A single foglet of Utility Fog; this model has twelve arms, arranged in a dodecahedral shape
A collective of mesobots ("foglets") that link together into a complex network, able to work together to exert force in any direction or transmit information between each other. Utility fog can be used to simulate any environment, essentially providing a real life environment with the transformational capabilities of virtual reality. This gives users almost complete control over their surroundings. Used both by hyperturings and archailects (as part of an angelnet or other distributed network) and by lesser toposophics. Users do not have be SI:1 or higher, although many are. Crude forms of Utility Fog were available during the Interplanetary Age, but fully functional fog was not widely available until 1010 AT.
In microgravity environments a quite thin (ankle-deep) layer of utility fog can replace gravity as a method of keeping people oriented in a common fashion, establishing a false sense of up and down (for instance). In addition utility fog can be used within a zero gravity environment to prevent objects and users from drifting and tumbling.
Utility Fog civilizations, with intelligent individuals who exist as distributed entities within the fog, have evolved a number of times, but rarely last more than a few centuries before transcending. One of the very few stable ones is Nimbus.

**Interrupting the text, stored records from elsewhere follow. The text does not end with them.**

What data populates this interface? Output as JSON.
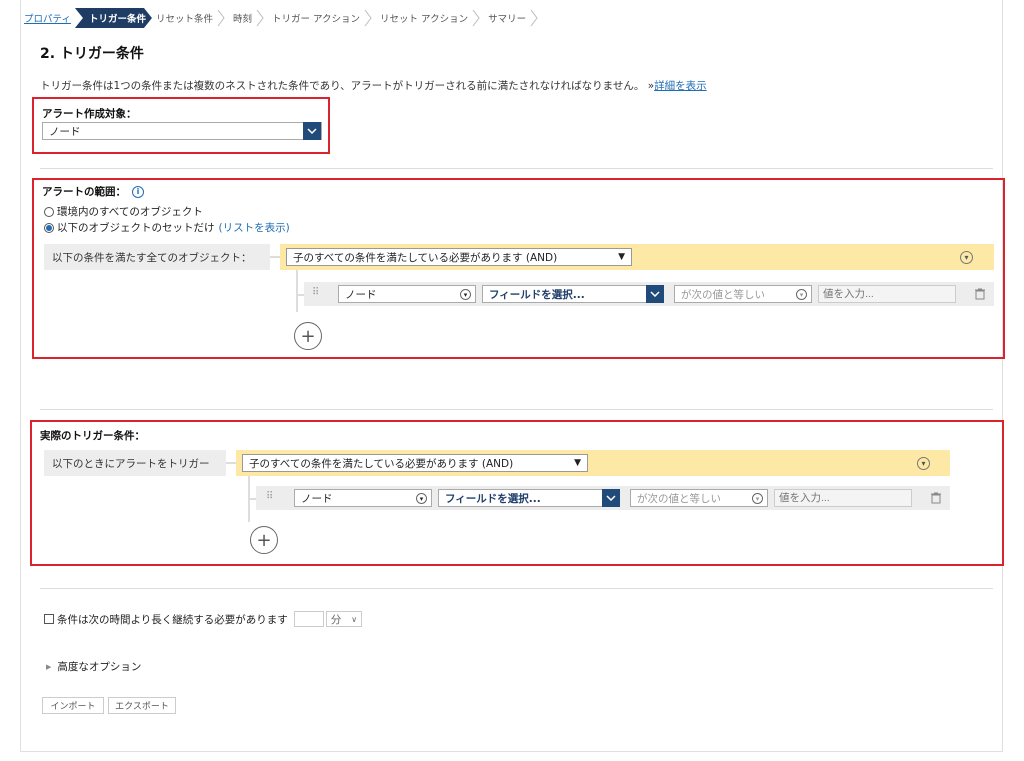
{
  "breadcrumb": [
    {
      "label": "プロパティ",
      "state": "link"
    },
    {
      "label": "トリガー条件",
      "state": "active"
    },
    {
      "label": "リセット条件",
      "state": "inactive"
    },
    {
      "label": "時刻",
      "state": "inactive"
    },
    {
      "label": "トリガー アクション",
      "state": "inactive"
    },
    {
      "label": "リセット アクション",
      "state": "inactive"
    },
    {
      "label": "サマリー",
      "state": "inactive"
    }
  ],
  "page": {
    "title": "2. トリガー条件",
    "description": "トリガー条件は1つの条件または複数のネストされた条件であり、アラートがトリガーされる前に満たされなければなりません。",
    "more_prefix": "»",
    "more_link": "詳細を表示"
  },
  "target": {
    "label": "アラート作成対象：",
    "value": "ノード"
  },
  "scope": {
    "label": "アラートの範囲：",
    "info_icon": "info-icon",
    "option_all": "環境内のすべてのオブジェクト",
    "option_subset": "以下のオブジェクトのセットだけ",
    "list_link": "(リストを表示)",
    "selected": "option_subset",
    "condition_label": "以下の条件を満たす全てのオブジェクト：",
    "and_select": "子のすべての条件を満たしている必要があります (AND)",
    "row": {
      "object": "ノード",
      "field": "フィールドを選択...",
      "operator": "が次の値と等しい",
      "value_placeholder": "値を入力..."
    }
  },
  "trigger": {
    "label": "実際のトリガー条件：",
    "condition_label": "以下のときにアラートをトリガー",
    "and_select": "子のすべての条件を満たしている必要があります (AND)",
    "row": {
      "object": "ノード",
      "field": "フィールドを選択...",
      "operator": "が次の値と等しい",
      "value_placeholder": "値を入力..."
    }
  },
  "duration": {
    "label": "条件は次の時間より長く継続する必要があります",
    "value": "",
    "unit": "分"
  },
  "advanced": {
    "label": "高度なオプション"
  },
  "buttons": {
    "import": "インポート",
    "export": "エクスポート"
  },
  "colors": {
    "accent": "#1e3c64",
    "highlight": "#d9232d",
    "group": "#fde8a6",
    "link": "#1f6db5"
  }
}
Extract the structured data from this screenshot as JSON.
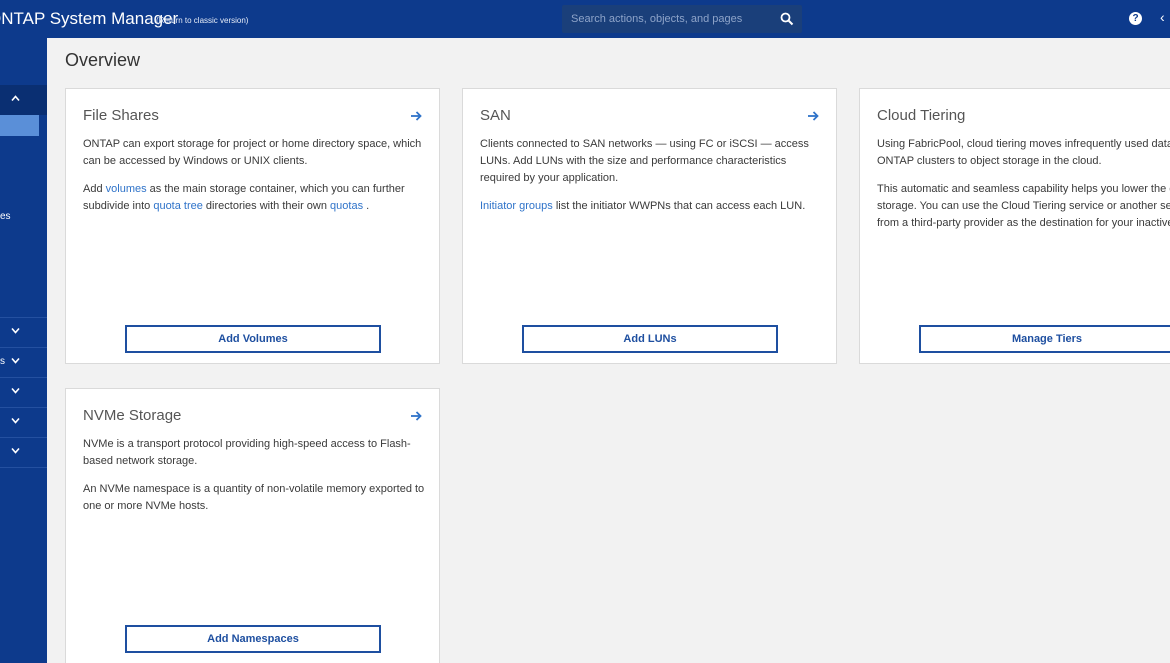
{
  "header": {
    "app_title": "ONTAP System Manager",
    "classic_link": "(Return to classic version)",
    "search_placeholder": "Search actions, objects, and pages",
    "help_icon": "?"
  },
  "sidebar": {
    "partial_labels": [
      "es",
      "s"
    ]
  },
  "page": {
    "title": "Overview"
  },
  "cards": {
    "file_shares": {
      "title": "File Shares",
      "p1": "ONTAP can export storage for project or home directory space, which can be accessed by Windows or UNIX clients.",
      "p2_a": "Add ",
      "p2_link1": "volumes",
      "p2_b": " as the main storage container, which you can further subdivide into ",
      "p2_link2": "quota tree",
      "p2_c": " directories with their own ",
      "p2_link3": "quotas",
      "p2_d": " .",
      "button": "Add Volumes"
    },
    "san": {
      "title": "SAN",
      "p1": "Clients connected to SAN networks — using FC or iSCSI — access LUNs. Add LUNs with the size and performance characteristics required by your application.",
      "p2_link": "Initiator groups",
      "p2_rest": " list the initiator WWPNs that can access each LUN.",
      "button": "Add LUNs"
    },
    "cloud_tiering": {
      "title": "Cloud Tiering",
      "p1": "Using FabricPool, cloud tiering moves infrequently used data from ONTAP clusters to object storage in the cloud.",
      "p2": "This automatic and seamless capability helps you lower the cost of storage.  You can use the Cloud Tiering service or another service from a third-party provider as the destination for your inactive data.",
      "button": "Manage Tiers"
    },
    "nvme": {
      "title": "NVMe Storage",
      "p1": "NVMe is a transport protocol providing high-speed access to Flash-based network storage.",
      "p2": "An NVMe namespace is a quantity of non-volatile memory exported to one or more NVMe hosts.",
      "button": "Add Namespaces"
    }
  },
  "colors": {
    "header_bg": "#0d3a8c",
    "sidebar_highlight": "#5a8fd8",
    "link": "#2f73c9",
    "button_border": "#1e4fa0"
  }
}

Utility fog in use can consume considerable power, and produce considerable waste heat; for this reason the fog must be used in the most efficient way possible for any particular purpose. This requires sophisticated control systems, which are generally distributed throughout the fog itself. Phased array projectors are often incorporated into the fog, often on or near the surface layers, allowing it to display a range of images and to replicate a range of environments. Using optical phased arrays, utility fog can even become apparently transparent or invisible.

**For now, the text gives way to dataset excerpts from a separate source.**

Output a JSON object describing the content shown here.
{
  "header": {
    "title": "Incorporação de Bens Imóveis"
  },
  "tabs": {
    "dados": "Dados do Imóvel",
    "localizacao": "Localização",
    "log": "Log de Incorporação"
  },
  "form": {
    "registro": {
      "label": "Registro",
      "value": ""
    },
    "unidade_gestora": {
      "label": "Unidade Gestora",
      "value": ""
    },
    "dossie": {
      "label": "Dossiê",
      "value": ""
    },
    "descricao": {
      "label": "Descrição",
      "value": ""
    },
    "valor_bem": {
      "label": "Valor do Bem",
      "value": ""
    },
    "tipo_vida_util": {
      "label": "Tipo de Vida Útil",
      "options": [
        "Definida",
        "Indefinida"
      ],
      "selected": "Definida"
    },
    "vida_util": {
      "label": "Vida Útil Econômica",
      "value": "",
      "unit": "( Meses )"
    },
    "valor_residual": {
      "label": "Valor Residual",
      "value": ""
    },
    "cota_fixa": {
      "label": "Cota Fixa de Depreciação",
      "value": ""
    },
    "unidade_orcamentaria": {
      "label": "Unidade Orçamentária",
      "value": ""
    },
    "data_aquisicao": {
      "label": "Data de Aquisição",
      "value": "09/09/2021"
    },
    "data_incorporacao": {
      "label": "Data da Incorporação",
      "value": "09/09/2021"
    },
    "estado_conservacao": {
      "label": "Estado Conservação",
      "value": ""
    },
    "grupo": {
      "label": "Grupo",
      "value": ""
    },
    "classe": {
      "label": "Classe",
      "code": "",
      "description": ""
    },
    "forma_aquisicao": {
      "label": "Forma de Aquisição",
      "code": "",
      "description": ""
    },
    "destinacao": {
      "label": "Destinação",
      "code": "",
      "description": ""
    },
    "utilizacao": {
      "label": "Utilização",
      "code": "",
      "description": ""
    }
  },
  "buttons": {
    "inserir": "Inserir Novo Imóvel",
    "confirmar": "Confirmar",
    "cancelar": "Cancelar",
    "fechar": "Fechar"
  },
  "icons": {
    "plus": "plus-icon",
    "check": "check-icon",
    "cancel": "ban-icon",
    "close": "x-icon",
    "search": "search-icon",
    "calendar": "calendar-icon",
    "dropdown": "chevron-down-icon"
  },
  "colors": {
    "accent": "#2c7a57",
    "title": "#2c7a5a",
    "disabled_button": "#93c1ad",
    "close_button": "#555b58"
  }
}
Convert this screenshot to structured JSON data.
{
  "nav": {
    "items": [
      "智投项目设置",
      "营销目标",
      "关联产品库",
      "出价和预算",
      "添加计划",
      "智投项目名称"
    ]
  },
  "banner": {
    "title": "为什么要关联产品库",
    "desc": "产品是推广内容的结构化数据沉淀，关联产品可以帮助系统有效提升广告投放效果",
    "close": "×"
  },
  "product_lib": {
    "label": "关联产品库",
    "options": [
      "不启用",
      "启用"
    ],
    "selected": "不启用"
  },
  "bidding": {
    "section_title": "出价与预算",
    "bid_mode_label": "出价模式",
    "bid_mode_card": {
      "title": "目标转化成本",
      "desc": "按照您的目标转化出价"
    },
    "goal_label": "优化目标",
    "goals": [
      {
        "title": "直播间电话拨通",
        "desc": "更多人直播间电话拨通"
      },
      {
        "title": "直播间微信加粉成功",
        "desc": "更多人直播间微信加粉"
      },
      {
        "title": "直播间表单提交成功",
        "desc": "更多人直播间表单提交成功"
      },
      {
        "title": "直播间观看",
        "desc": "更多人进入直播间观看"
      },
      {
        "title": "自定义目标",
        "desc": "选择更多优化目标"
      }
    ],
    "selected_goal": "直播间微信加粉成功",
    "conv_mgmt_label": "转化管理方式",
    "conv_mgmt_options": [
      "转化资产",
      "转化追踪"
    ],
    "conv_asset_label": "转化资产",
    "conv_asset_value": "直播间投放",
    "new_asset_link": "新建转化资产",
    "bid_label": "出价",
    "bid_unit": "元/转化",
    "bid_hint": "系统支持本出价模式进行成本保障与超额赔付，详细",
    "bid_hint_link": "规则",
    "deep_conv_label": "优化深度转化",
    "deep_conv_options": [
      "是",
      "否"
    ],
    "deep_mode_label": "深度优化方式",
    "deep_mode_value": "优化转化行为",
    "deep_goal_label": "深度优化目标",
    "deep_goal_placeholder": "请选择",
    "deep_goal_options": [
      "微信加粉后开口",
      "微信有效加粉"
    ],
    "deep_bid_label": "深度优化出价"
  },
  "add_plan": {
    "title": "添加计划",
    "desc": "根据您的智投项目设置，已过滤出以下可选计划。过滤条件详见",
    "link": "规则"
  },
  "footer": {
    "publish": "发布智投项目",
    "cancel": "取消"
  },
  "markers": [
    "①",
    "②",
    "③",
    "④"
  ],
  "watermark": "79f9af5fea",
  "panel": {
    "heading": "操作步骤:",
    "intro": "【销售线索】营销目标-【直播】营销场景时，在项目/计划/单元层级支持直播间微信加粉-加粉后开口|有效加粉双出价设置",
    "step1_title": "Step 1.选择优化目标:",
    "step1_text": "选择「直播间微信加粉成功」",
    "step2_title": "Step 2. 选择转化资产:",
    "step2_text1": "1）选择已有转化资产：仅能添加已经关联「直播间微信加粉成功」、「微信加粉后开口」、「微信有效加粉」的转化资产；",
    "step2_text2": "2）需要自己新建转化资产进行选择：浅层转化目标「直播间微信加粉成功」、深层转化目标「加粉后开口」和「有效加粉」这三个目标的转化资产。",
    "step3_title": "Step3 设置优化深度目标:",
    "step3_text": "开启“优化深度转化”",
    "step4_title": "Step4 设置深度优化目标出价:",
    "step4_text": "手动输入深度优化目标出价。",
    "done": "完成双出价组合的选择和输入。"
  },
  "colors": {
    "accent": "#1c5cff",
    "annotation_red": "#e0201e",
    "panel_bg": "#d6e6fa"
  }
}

Depending on local environment, number of users, and various other factors, ufog may operate in either a 'lie-in-wait' or 'pervasive' mode. In lie-in-wait mode, foglets are primarily stored in a layer along the floor, walls, and ceiling of whatever space they are servicing, extending from the surrounding surfaces to form objects, manipulators, and virtuality interfaces and overlays as required. In pervasive mode, a three-dimensional array of foglets fills the volume and provides a total immersion environment for those operating with it. Both modes make use of discrete reservoirs in walls, floors, and ceilings to provide additional foglets as required.
In normal operation, utility fog is organized in a dynamically controlled manner designed to optimize operational efficiency while minimizing reaction time and issues of waste heat production and removal. This means that the fog will seamlessly (and invisibly) transition from lie-in-wait mode to pervasive mode and vice-versa as circumstances or the local environment require.

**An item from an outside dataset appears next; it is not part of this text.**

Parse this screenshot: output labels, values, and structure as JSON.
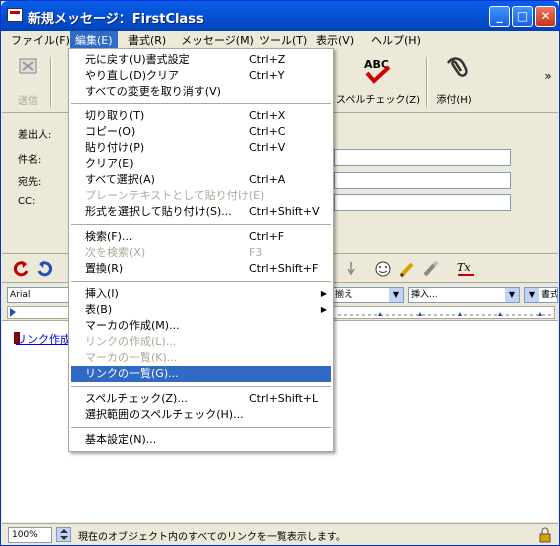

Colloquially, utility fog is often known as u-fog or ufog, and variants thereof, in various Anglic dialects.
Related technologies include utility liquid a denser form of utility fog suspended in liquid (usually water, which can absorb greater amounts of heat than other fluids), utility sand which uses larger robot units comparable in size to a sand grain, and modubots and blockbots which use even larger scale units, all of which can replicate some or most of the qualities of utility fog.
Angelnet Fog - Text by John B One side effect of large amounts of low-tech utility fog (or other lower-tech nanites) in a terran-standard atmosphere has come to be called 'Angelnet Fog'. Effectively, each nanite or microbot acts as the seed for a raindrop, with water coalescing out of the atmosphere onto its surface. This tends (in poorly regulated angelnets) to lead to high degrees of mist and fog at ground level. It can be an interesting phenomenon to fly into an angelnetted city from above the angelnetting, seeing large, odd-shaped 'columns' of fog, only later to realize that what you're seeing is the angelnet fog surrounding various buildings.
Fog Swarm Projection - Text by M. Alan Kazlev A rl projection of physical objects and entities through the behavior of trillions of foglets. Fog swarms can be seamlessly merged with virch environments to create a continuum from totally virtual to totally rl.
Plasmic Furniture - Text by M. Alan Kazlev Furniture based on limited utility fog which allows it to reshape itself fluidly into whatever shapes is desired. Design involves mainly selecting the right behavioral parameters for it to predict the desires of its owners and when not in use form aesthetically pleasing "resting shapes".